Scavenging creatures eat the soft tissue in mere months, and organic fragments — also called detritus — provide enrichment for sediments in the area for more than a year, according to a blog post on the National Oceanic and Atmospheric Administration (NOAA).
Large sea creature carcasses basis for ocean ecosystem
Whale skeletons can feed biological communities for years — or even decades —as both a rigid surface for organic colonization and a source of sulfides from the decaying organic compounds of whale bones.
Microbes then live off of the energy released from subsequent chemical reactions — and become a foundation for ecosystems until the food is fully consumed. In the depths of the ocean, this constitutes a new food ecosystem, chemically powering single- and multi-cell organisms.

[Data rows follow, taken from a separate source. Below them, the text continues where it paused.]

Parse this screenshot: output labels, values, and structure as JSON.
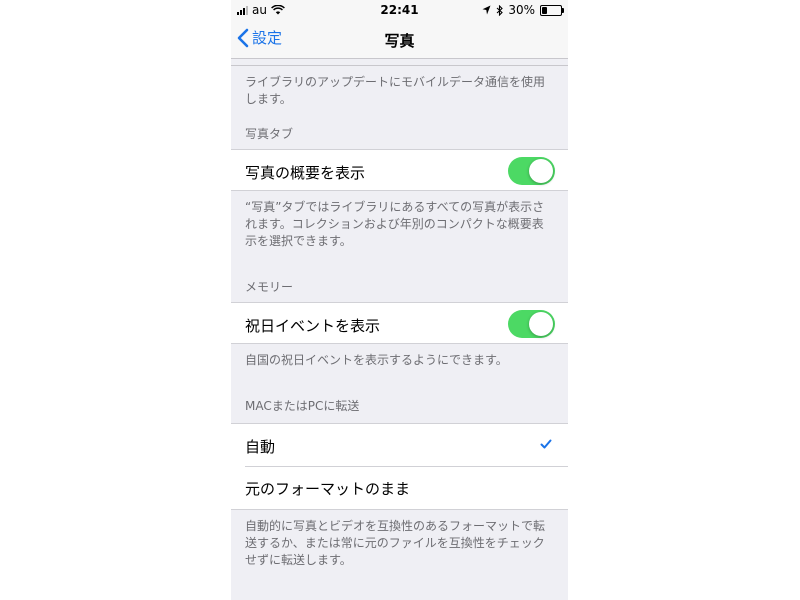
{
  "status_bar": {
    "carrier": "au",
    "time": "22:41",
    "battery_percent": "30%",
    "battery_level": 0.3
  },
  "nav": {
    "back_label": "設定",
    "title": "写真"
  },
  "sections": {
    "cellular_footer": "ライブラリのアップデートにモバイルデータ通信を使用します。",
    "photos_tab": {
      "header": "写真タブ",
      "toggle_label": "写真の概要を表示",
      "toggle_on": true,
      "footer": "“写真”タブではライブラリにあるすべての写真が表示されます。コレクションおよび年別のコンパクトな概要表示を選択できます。"
    },
    "memories": {
      "header": "メモリー",
      "toggle_label": "祝日イベントを表示",
      "toggle_on": true,
      "footer": "自国の祝日イベントを表示するようにできます。"
    },
    "transfer": {
      "header": "MACまたはPCに転送",
      "options": [
        {
          "label": "自動",
          "selected": true
        },
        {
          "label": "元のフォーマットのまま",
          "selected": false
        }
      ],
      "footer": "自動的に写真とビデオを互換性のあるフォーマットで転送するか、または常に元のファイルを互換性をチェックせずに転送します。"
    }
  },
  "colors": {
    "accent": "#1a73e8",
    "toggle_on": "#4cd964",
    "background": "#efeff4"
  }
}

Whale fall scavengers also fuel deep-ocean ecosystem
Researchers estimated the carcasses of whale sharks and rays found in the video taken near the coast of Angola could provide roughly 4% of the total food that annually arrives on the local seafloor.
"These large carcass falls can be quite common and support quite a few fish in terms of the amount of food coming down there," said Higgs, in a BBC report. "[T]here may be easily enough to support fish populations."
So while the absence of the full range of sea-bed scavengers was apparent in the researchers' study — it's not only the whales, but the creatures who consume them who also eventually fall backward in the food chain, and become a source for biological communities in the dark abyssal depths of the ocean.